Knockdown of long noncoding RNA metastasis-associated lung adenocarcinoma transcript 1 protects against intracerebral hemorrhage through microRNA-146a-mediated inhibition of inflammation and oxidative stress

Figures & data

Figure 1. Long noncoding RNA MALAT1 was upregulated in intracerebral hemorrhage rats targeted miR-146a and miR-146a was downregulated. (a)The expression levels were detected using quantitative real-time PCR (qRT-PCR). (b) Binding sites between MALAT1 and miR-146a. (c) Dual-luciferase analysis proved that the miR-146a mimic repressed the luciferase activity of WT‑MALAT1, while no obvious effects on MUT‑MALAT1 activity. (d) The qRT-PCR assay was used to check miR-146a levels in intracerebral hemorrhage rats. Results are displayed as mean ± standard deviation, **p < 0.01, vs. sham; ##p < 0.01 vs. mimic control.

Figure 2. Inhibition of long noncoding RNA MALAT1 reduced neurological damage and brain edema in intracerebral hemorrhage rats. After 1 h of intracerebral hemorrhage (ICH) induction, control-shRNA, lncRNA MALAT1-shRNA, MALAT1-shRNA+inhibitor control, or MALAT1-shRNA+miR-146a inhibitor were transfected into ICH rats. (a) MALAT1 levels in different groups. (b) Expression of miR-146a in different groups. Neurobehavioral scores were assessed using the mNSS test in various groups after ICH for 1 h (c) and 3 d (d). (e) Brain water content was investigated using the wet/dry method in all groups. Data are displayed as means ± standard deviation, **p < 0.01 vs. sham; #, ##p < 0.05, 0.001 vs. ICH+control-shRNA; &, &&p < 0.05, 0.01 vs. ICH+MALAT1-shRNA+inhibitor control.

Figure 3. Downregulation of long noncoding RNA MALAT1 inhibited the pro‑inflammatory cytokine levels in intracerebral hemorrhage rats. ELISA was employed to determine the TNF-α and IL-1β levels in the serum and cerebrospinal fluid in rats of sham, ICH, ICH+control-shRNA, ICH+MALAT1-shRNA, ICH+MALAT1-shRNA+inhibitor control, and ICH+MALAT1-shRNA+miR-146a inhibitor groups. Data are expressed as the mean ± SD. **p < 0.01 vs. Sham; ##p < 0.001 vs. ICH+control-shRNA; &, &&p < 0.05, 0.01 vs. ICH+MALAT1-shRNA+inhibitor control.

Figure 4. Downregulation of long noncoding RNA MALAT1 suppressed oxidative stress in intracerebral hemorrhage rats.

SOD activity and MDA levels were measured in rat brain tissues from different groups. Results are displayed as mean ± SD. **p < 0.01 vs. Sham; ##p < 0.001 vs. ICH+control-shRNA; &&p < 0.01 vs. ICH+MALAT1-shRNA+inhibitor control.

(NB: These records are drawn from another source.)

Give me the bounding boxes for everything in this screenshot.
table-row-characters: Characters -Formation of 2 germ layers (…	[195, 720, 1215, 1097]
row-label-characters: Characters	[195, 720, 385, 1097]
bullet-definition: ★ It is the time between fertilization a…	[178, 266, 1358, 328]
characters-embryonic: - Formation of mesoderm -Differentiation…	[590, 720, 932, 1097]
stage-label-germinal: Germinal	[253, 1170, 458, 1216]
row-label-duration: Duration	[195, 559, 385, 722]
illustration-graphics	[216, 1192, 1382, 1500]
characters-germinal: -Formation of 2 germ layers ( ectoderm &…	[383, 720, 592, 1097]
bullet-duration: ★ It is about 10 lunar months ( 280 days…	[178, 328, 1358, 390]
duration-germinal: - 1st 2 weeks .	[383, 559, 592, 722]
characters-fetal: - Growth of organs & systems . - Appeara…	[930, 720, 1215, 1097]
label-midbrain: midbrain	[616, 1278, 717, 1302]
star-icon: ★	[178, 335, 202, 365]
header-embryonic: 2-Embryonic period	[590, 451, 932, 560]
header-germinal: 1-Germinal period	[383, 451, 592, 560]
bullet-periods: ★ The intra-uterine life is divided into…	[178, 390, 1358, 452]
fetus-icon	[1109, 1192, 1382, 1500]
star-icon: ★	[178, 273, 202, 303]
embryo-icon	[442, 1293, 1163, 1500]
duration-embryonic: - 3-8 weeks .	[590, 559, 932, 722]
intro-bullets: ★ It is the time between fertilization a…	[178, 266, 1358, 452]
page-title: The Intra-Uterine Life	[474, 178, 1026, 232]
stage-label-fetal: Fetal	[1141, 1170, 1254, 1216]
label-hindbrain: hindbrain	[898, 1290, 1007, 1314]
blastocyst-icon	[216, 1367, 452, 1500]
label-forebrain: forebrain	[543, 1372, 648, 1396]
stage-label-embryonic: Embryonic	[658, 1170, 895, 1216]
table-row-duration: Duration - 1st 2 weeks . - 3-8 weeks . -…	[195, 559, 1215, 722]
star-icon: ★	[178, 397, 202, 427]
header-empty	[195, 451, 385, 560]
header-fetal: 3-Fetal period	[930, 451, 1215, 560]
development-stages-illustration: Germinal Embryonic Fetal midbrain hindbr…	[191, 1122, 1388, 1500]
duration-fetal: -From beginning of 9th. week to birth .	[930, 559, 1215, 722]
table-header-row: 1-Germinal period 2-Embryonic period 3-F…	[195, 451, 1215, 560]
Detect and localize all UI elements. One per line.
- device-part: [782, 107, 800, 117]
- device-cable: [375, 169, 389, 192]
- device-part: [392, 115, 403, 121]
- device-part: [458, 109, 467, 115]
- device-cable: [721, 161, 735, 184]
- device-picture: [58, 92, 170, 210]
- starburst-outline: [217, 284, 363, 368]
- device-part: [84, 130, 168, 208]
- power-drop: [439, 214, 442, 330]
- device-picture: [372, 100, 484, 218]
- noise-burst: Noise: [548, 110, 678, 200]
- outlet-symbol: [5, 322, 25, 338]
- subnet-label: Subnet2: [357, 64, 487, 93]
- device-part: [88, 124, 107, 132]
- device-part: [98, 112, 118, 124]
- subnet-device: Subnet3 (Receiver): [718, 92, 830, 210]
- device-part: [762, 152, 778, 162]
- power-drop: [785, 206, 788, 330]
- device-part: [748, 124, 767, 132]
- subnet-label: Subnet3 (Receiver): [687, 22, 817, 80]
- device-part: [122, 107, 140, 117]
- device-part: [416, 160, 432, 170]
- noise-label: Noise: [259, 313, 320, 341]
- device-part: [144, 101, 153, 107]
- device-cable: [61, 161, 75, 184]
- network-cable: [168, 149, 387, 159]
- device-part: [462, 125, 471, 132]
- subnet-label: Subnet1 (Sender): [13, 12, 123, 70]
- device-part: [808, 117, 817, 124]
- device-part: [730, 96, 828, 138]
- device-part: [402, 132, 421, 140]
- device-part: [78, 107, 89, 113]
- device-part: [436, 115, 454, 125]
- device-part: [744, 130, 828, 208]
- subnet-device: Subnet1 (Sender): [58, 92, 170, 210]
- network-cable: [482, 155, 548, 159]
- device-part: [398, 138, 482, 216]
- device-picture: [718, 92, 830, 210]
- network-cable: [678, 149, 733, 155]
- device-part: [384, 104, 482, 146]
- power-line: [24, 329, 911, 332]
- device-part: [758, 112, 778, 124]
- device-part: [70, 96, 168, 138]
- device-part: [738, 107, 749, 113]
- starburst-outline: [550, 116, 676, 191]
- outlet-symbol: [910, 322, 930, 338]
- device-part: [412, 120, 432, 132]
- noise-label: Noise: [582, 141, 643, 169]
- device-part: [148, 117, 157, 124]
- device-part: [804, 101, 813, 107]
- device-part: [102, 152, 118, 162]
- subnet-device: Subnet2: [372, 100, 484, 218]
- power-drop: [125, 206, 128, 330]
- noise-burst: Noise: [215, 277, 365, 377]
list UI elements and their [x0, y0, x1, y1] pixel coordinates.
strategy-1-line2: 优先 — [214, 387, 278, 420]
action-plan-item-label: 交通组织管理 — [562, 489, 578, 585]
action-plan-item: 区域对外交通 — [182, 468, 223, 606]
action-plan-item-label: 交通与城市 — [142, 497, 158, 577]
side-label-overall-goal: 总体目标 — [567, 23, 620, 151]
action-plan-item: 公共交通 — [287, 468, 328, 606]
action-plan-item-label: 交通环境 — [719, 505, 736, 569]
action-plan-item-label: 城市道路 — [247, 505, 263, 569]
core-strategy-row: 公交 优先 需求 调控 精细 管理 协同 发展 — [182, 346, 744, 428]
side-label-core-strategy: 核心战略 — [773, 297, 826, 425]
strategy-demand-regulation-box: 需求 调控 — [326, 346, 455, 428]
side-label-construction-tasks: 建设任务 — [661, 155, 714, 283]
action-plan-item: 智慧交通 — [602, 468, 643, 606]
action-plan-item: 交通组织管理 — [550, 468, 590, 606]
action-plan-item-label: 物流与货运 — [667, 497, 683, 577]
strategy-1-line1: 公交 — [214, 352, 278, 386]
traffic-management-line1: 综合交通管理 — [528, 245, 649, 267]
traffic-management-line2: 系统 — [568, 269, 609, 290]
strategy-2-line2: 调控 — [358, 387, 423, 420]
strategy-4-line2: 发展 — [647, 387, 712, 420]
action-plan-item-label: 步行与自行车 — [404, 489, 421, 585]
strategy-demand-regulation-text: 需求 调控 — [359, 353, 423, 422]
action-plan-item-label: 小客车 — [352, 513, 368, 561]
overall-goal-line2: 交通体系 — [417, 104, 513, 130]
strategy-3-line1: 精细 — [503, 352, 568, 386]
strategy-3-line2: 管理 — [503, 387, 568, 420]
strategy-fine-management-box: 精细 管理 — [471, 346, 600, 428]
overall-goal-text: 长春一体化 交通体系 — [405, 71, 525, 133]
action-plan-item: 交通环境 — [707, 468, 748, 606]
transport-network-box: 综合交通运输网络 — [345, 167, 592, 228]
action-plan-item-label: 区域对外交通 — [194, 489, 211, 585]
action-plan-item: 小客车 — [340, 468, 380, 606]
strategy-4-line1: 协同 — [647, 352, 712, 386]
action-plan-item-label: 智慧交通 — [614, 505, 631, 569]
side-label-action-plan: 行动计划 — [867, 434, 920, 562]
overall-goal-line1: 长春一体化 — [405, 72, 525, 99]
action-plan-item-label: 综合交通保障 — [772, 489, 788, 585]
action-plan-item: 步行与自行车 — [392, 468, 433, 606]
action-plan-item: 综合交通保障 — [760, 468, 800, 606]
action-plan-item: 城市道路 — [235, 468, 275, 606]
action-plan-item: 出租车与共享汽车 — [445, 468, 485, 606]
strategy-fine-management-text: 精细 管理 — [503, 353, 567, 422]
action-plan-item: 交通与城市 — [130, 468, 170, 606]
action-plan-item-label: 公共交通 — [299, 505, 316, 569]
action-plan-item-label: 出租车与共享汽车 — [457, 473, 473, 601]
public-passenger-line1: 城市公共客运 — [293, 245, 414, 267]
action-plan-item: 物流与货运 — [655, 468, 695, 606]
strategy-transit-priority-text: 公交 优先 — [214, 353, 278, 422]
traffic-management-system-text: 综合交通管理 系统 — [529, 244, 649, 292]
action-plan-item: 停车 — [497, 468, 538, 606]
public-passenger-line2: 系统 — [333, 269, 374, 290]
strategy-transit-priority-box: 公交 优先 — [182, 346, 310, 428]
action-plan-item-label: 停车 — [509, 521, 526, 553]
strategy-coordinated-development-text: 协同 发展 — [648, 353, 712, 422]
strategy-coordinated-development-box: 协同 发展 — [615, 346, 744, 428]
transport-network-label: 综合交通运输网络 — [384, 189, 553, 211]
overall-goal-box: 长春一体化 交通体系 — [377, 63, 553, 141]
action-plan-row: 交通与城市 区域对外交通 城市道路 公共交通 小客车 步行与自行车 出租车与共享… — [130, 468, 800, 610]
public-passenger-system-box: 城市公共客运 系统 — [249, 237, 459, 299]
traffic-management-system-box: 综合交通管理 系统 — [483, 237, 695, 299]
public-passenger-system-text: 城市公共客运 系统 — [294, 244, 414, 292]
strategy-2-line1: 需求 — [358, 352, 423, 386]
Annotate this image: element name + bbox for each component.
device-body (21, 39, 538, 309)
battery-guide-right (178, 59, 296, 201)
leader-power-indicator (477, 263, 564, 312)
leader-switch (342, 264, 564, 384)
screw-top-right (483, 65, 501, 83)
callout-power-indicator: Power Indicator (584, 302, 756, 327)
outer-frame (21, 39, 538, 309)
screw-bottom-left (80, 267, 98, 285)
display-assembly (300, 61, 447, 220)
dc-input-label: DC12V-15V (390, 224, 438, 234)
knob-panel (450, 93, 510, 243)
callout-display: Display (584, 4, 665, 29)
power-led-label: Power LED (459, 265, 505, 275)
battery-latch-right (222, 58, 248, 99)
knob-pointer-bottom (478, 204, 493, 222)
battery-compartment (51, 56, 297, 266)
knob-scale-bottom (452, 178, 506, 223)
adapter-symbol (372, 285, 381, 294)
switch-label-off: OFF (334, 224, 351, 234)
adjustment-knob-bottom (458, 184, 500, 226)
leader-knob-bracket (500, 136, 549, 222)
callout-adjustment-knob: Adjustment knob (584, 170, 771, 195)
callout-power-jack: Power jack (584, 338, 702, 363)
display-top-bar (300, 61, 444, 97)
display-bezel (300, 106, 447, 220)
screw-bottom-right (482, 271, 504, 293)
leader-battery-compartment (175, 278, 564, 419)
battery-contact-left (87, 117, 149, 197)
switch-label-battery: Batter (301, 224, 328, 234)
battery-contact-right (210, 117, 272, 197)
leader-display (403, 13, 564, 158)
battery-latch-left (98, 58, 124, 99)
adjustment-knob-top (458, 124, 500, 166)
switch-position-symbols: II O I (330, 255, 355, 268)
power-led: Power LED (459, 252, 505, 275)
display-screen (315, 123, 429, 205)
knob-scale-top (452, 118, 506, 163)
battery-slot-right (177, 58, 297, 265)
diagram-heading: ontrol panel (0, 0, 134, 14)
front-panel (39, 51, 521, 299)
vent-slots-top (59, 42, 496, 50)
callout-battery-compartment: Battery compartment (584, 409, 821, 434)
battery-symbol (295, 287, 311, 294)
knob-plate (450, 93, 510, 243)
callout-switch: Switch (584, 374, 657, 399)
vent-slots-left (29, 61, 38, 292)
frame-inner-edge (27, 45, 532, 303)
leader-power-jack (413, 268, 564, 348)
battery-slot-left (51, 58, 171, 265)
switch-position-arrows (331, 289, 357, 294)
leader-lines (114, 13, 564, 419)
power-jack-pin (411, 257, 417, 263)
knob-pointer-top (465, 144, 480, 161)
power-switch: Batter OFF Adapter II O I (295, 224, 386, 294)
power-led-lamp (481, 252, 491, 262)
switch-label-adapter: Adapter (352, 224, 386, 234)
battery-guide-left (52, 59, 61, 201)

Figure 5. Inhibition of long noncoding RNA MALAT1 inhibited neuronal apoptosis in intracerebral hemorrhage rats.

(A and B) The neuronal apoptosis was detected using flow cytometric analysis in the brain tissue of rats from sham, ICH, ICH + control-shRNA, ICH + MALAT1-shRNA, ICH + MALAT1-shRNA+inhibitor control, and ICH + MALAT1-shRNA+miR-146a inhibitor groups. (C) Caspase3 activity in the brain tissue of rats from sham, ICH, ICH + control-shRNA, ICH + MALAT1-shRNA, ICH + MALAT1-shRNA+inhibitor control, and ICH + MALAT1-shRNA+miR-146a inhibitor groups was calculated. Results are expressed as mean ± SD. **p < 0.01 vs. sham; ##p < 0.001 vs. ICH + control-shRNA; &&p < 0.01 vs. ICH + MALAT1-shRNA+inhibitor control.

Figure 6. Downregulation of long noncoding RNA MALAT1 suppressed the NF‑κB pathway in intracerebral hemorrhage rats.

Western blot assay was performed to determine the protein expression of p-p65 (A) and the ratio of p-p65/p65 (B) in the brain tissue of rats from the sham, ICH, ICH + control-shRNA, ICH + MALAT1-shRNA, ICH + MALAT1-shRNA+inhibitor control, and ICH + MALAT1-shRNA+miR-146a inhibitor groups. (C) The mRNA levels of p65 were determined using qRT-PCR. Results are shown as mean ± SD. **p < 0.01 vs. sham; ##p < 0.001 vs. ICH + control-shRNA; &&p < 0.01 vs. ICH + MALAT1-shRNA+inhibitor control.

Data Availability Statement

The datasets used and/or analyzed during the current study are available from the corresponding author upon reasonable request.